The ending of the film is as ambiguous as everything that preceded it. Giuliana is wearing the same green overcoat that she wore in the beginning of the film, suggesting that she has not made any progress. However, her comment to Valerio about the bird that has learned to avoid the yellow smoke also implies that she has begun to adapt to her environment. Antonioni said, “She may find a compromise, but the neuroses will stay with her forever. I wanted to hint at this idea of continuing sickness with the slightly unfocused images. She is in a static phase of her life” (Antonioni 6). I gathered from the film that there is hope for Giuliana, just as there is hope for the rest of humanity.
In conclusion, Red Desert is a fascinating film. It offers no easy answers. Instead, it induces the viewer to think and contemplate its complexity. It is an authentication of film as art and displays the creative possibilities of the medium. If one considers all that it has to offer beneath its surface, Red Desert can be a rewarding experience about the alienated self and one’s relationship with the modern world.
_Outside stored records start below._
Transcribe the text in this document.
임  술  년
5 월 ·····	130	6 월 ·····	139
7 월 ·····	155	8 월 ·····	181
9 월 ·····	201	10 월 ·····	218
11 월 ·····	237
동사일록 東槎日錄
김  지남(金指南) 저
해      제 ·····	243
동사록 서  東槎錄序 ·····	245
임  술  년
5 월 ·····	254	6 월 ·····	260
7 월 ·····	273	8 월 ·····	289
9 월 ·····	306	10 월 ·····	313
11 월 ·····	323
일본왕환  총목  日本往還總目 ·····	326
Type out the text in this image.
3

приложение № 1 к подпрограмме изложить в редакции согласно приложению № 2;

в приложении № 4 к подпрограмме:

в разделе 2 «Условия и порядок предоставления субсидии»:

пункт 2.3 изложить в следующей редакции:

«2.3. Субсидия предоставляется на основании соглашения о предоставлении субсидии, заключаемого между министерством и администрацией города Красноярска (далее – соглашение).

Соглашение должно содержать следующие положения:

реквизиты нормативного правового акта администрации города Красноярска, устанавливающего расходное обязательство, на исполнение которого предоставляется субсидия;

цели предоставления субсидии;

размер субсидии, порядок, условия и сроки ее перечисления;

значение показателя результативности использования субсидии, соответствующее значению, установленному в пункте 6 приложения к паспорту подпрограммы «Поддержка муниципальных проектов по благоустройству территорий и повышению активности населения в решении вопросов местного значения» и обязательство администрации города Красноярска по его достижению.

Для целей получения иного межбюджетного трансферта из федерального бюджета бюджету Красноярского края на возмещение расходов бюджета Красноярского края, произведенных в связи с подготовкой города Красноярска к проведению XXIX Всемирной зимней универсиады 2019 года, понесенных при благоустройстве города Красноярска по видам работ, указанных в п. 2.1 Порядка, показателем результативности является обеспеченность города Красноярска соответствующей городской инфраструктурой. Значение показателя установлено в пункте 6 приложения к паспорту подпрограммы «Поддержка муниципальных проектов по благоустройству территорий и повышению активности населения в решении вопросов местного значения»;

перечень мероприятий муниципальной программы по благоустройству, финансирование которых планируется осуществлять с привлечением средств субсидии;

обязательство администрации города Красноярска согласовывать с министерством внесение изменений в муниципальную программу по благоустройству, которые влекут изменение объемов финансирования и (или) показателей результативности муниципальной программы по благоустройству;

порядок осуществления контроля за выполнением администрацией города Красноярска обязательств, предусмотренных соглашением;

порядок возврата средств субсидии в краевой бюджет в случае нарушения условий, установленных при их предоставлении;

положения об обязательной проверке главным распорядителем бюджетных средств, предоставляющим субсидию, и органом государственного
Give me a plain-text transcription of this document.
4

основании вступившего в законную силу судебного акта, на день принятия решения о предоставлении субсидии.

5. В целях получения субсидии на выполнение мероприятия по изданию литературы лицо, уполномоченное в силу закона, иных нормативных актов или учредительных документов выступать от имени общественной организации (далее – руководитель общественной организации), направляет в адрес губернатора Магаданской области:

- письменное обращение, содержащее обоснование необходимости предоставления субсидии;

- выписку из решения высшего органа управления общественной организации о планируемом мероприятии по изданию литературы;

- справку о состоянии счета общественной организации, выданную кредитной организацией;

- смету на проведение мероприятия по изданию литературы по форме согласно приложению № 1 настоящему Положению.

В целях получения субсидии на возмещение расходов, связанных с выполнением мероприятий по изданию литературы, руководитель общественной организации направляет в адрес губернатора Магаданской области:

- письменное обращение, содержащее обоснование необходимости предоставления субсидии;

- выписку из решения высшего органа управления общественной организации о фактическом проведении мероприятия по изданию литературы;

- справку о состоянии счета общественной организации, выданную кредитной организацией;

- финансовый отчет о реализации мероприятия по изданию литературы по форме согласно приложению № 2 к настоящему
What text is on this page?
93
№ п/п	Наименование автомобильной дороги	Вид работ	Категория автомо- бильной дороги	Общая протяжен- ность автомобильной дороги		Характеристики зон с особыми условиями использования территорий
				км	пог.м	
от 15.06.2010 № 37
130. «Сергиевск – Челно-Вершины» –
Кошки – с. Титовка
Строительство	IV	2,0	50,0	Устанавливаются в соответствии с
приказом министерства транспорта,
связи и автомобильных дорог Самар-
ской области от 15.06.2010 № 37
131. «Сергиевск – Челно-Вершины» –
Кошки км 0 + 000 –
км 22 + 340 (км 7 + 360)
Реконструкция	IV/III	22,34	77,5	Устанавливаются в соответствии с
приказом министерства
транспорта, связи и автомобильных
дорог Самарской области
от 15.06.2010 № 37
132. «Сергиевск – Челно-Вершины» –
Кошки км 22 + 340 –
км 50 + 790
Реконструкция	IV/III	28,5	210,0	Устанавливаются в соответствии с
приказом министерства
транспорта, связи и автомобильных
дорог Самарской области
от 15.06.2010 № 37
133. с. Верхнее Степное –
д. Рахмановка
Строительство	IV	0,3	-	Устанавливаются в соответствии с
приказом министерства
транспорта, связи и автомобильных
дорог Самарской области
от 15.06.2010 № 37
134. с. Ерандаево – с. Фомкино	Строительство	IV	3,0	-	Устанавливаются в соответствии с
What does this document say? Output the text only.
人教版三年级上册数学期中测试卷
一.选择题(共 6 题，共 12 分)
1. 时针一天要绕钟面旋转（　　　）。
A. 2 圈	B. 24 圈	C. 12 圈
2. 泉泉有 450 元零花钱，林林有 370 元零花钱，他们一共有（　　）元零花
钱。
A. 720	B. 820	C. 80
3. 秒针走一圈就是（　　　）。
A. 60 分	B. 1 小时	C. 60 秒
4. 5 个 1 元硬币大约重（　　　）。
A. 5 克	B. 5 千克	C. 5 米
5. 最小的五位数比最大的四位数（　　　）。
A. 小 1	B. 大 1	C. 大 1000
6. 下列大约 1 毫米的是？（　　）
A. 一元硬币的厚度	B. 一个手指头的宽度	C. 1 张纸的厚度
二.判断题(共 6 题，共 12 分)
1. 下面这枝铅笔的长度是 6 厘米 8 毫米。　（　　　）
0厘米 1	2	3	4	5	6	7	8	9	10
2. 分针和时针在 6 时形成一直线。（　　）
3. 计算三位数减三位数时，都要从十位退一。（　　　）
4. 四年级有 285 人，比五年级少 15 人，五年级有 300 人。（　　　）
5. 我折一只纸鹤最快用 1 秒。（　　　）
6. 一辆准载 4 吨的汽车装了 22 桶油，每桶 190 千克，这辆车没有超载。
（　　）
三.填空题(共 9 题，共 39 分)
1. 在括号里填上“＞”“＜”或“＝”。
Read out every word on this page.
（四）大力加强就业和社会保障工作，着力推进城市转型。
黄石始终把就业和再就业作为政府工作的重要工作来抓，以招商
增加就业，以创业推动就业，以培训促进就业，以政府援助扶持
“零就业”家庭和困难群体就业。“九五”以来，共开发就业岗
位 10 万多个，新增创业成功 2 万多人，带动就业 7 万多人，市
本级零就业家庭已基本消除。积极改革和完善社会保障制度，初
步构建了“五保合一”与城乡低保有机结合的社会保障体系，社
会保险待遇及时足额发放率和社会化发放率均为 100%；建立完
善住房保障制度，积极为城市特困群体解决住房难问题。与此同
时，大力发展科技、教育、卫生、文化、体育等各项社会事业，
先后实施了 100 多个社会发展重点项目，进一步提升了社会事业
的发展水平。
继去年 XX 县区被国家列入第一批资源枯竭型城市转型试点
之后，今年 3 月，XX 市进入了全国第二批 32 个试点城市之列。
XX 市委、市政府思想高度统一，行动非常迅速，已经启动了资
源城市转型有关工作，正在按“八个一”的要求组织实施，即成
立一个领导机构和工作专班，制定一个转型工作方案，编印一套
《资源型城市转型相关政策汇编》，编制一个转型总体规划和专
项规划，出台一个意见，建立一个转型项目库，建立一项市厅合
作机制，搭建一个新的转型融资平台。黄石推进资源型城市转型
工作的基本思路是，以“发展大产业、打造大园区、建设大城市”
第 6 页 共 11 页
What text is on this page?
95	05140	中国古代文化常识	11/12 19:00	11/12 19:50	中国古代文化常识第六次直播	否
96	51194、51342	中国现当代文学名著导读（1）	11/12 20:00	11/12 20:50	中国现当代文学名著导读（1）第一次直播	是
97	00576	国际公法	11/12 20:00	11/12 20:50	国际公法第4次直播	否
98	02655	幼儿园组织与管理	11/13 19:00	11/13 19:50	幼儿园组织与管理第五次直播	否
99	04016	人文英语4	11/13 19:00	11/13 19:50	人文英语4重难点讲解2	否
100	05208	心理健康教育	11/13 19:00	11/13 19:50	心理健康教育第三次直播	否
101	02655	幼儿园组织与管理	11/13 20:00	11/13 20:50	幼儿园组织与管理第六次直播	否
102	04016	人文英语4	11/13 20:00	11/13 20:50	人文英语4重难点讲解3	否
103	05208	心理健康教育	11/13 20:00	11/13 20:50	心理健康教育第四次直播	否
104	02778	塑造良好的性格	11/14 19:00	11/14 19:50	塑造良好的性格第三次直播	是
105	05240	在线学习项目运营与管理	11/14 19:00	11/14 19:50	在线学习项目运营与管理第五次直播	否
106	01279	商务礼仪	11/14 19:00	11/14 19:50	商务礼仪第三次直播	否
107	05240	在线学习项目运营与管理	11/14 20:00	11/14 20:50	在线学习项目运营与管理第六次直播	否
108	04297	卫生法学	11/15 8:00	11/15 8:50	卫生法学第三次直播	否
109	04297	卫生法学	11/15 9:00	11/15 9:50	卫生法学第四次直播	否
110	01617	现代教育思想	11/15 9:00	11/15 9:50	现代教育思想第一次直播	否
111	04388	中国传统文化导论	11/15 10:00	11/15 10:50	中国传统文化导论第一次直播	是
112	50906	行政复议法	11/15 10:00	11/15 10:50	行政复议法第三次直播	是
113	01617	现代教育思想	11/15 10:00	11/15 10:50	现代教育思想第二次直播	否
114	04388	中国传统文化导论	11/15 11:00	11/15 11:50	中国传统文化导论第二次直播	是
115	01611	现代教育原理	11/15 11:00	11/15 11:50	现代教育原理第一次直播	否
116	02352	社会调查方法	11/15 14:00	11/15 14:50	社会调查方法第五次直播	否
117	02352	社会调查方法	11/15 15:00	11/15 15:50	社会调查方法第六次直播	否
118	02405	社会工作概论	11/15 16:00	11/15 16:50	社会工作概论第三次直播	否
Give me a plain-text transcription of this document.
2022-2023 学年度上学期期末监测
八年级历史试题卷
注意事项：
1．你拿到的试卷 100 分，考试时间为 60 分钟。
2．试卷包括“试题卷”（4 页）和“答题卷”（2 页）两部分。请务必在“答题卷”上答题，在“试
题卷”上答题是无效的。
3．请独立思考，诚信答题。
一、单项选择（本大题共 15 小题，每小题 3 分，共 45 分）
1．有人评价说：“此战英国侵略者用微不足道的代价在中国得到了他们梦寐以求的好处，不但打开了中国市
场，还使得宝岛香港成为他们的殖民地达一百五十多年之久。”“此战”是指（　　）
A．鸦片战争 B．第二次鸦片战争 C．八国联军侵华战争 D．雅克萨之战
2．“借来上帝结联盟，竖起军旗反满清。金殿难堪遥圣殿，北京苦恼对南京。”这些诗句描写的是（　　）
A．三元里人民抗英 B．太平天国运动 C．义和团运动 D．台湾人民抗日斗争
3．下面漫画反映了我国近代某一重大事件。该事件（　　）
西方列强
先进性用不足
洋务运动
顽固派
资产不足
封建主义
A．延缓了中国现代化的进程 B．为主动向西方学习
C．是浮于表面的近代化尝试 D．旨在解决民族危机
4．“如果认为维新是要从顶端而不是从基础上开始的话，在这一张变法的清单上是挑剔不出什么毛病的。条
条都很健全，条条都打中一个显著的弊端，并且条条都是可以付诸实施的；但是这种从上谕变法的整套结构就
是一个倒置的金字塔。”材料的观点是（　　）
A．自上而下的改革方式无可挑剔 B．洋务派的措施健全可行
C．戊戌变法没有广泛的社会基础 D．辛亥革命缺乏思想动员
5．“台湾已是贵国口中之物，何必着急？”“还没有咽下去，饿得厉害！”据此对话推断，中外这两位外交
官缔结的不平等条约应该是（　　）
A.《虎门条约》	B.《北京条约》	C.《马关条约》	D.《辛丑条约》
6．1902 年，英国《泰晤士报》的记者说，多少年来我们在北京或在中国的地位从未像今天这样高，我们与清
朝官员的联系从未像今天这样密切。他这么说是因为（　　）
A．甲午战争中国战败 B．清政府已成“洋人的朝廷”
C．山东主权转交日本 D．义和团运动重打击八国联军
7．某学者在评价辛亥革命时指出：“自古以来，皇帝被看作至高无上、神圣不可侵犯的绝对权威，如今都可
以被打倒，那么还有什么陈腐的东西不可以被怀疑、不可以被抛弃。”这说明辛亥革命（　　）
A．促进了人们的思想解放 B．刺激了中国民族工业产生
- Kevin Z. Moore, Eclipsing the Commonplace: The Logic of Alienation in Antonioni’s Cinema Film Quarterly, Vol. 48, No. 4 (Summer, 1995), pp. 22-34
- Stephen Taylor, The Red Desert: Neurosis a la Mode, The Hudson Review, Vol. 18, No. 2 (Summer, 1965), pp. 252-259
- Melvin Goldstein, The Negative Symbolic Environment in Antonioni’s “Blow-Up” Journal of Aesthetic Education, Vol. 8, No. 1, Special Issue: Film III, Morality in Film and Mass Media (Jan., 1974), pp. 27-42
- Antonioni, Michelangelo. Interview by Jean-Luc Godard. The Night, The Eclipse, The Dawn: Godard Interviews Antonioni Cahiers du Cinema Nov. 1964. Print
- Le Fanu, Mark, In This World 2010, pp. 7-16
- Forgacs, Mark, Italian film scholar. Red Desert. Audio Commentary. The Criterion Collection, 2010. DVD.
- Antonioni, Michelangelo. Interview. Les ecrans de la ville. 12 Nov. 1964. Television.
- Gandy, Matthew, Landscapes of deliquescence in Michelangelo Antonioni’s Red Desert. Transactions of the Institute of British Geographers, Vol. 28, Issue 2, June 2003, pp. 218-237.
- Wood, Robin, You Freud, Me Hitchcock. Hitchcock’s Films Revisited. 15 May 2002, pp. 388-405.